[Python-Dev] C-level duck typing

Stefan Behnel stefan_ml at behnel.de
Wed May 16 13:13:42 CEST 2012


Dag Sverre Seljebotn, 16.05.2012 12:48:
> On 05/16/2012 11:50 AM, "Martin v. Löwis" wrote:
>>> Agreed in general, but in this case, it's really not that easy. A C
>>> function call involves a certain overhead all by itself, so calling into
>>> the C-API multiple times may be substantially more costly than, say,
>>> calling through a function pointer once and then running over a
>>> returned C
>>> array comparing numbers. And definitely way more costly than running over
>>> an array that the type struct points to directly. We are not talking
>>> about
>>> hundreds of entries here, just a few. A linear scan in 64 bit steps over
>>> something like a hundred bytes in the L1 cache should hardly be
>>> measurable.
>>
>> I give up, then. I fail to understand the problem. Apparently, you want
>> to do something with the value you get from this lookup operation, but
>> that something won't involve function calls (or else the function call
>> overhead for the lookup wouldn't be relevant).
> 
> In our specific case the value would be an offset added to the PyObject*,
> and there we would find a pointer to a C function (together with a 64-bit
> signature), and calling that C function (after checking the 64 bit
> signature) is our final objective.

I think the use case hasn't been communicated all that clearly yet. Let's
give it another try.

Imagine we have two sides, one that provides a callable and the other side
that wants to call it. Both sides are implemented in C, so the callee has a
C signature and the caller has the arguments available as C data types. The
signature may or may not match the argument types exactly (float vs.
double, int vs. long, ...), because the caller and the callee know nothing
about each other initially, they just happen to appear in the same program
at runtime.

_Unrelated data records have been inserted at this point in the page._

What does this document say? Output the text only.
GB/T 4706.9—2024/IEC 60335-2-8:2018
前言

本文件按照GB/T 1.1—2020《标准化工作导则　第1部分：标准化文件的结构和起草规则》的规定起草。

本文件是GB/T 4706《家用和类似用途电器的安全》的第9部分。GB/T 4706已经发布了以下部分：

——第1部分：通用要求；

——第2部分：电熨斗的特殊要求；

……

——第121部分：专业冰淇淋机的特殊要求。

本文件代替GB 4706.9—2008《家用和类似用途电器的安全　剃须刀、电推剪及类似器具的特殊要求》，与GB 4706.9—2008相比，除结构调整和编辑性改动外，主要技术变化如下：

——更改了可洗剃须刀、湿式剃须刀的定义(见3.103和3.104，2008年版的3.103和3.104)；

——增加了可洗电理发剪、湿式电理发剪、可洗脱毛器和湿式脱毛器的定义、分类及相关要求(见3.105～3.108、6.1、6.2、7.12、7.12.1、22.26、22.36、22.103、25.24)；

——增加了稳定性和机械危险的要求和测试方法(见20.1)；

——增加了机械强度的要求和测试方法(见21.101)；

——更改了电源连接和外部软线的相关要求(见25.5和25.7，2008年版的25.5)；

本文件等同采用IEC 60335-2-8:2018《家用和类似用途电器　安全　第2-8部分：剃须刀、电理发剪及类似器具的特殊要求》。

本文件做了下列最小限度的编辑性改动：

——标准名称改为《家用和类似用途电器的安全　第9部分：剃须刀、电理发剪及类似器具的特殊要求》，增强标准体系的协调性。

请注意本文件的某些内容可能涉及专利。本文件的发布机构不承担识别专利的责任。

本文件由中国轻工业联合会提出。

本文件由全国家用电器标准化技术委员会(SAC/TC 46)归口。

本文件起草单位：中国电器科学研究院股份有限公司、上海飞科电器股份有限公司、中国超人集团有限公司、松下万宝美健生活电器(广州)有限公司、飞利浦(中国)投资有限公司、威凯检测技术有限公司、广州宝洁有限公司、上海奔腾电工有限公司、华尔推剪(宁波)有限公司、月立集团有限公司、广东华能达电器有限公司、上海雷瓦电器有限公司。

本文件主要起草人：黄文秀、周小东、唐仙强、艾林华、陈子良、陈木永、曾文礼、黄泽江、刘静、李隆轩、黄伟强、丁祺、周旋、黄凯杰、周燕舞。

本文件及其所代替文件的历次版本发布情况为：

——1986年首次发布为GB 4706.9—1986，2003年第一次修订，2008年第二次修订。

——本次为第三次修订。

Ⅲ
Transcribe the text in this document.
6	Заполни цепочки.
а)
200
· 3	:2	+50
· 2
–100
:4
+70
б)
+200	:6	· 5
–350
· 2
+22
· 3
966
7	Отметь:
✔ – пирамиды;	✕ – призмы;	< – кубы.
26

All they know is that they could call each other through Python
space, but that would require data conversion, tuple packing, calling,
tuple unpacking, data unpacking, and then potentially the same thing on the
way back. They want to avoid that overhead.

Now, the caller needs to figure out if the callee has a compatible
signature. The callee may provide more than one signature (i.e. more than
one C call entry point), perhaps because it is implemented to deal with
different input data types efficiently, or perhaps because it can
efficiently convert them to its expected input. So, there is a signature on
the caller side given by the argument types it holds, and a couple of
signature on the callee side that can accept different C data input. Then
the caller needs to find out which signatures there are and match them
against what it can efficiently call. It may even be a JIT compiler that
can generate an efficient call signature on the fly, given a suitable
signature on callee side.

An example for this is an algorithm that evaluates a user provided function
on a large NumPy array. The caller knows what array type it is operating
on, and the user provided function may be designed to efficiently operate
on arrays of int, float and double entries.

Does this use case make sense to everyone?

The reason why we are discussing this on python-dev is that we are looking
for a general way to expose these C level signatures within the Python
ecosystem. And Dag's idea was to expose them as part of the type object,
basically as an addition to the current Python level tp_call() slot.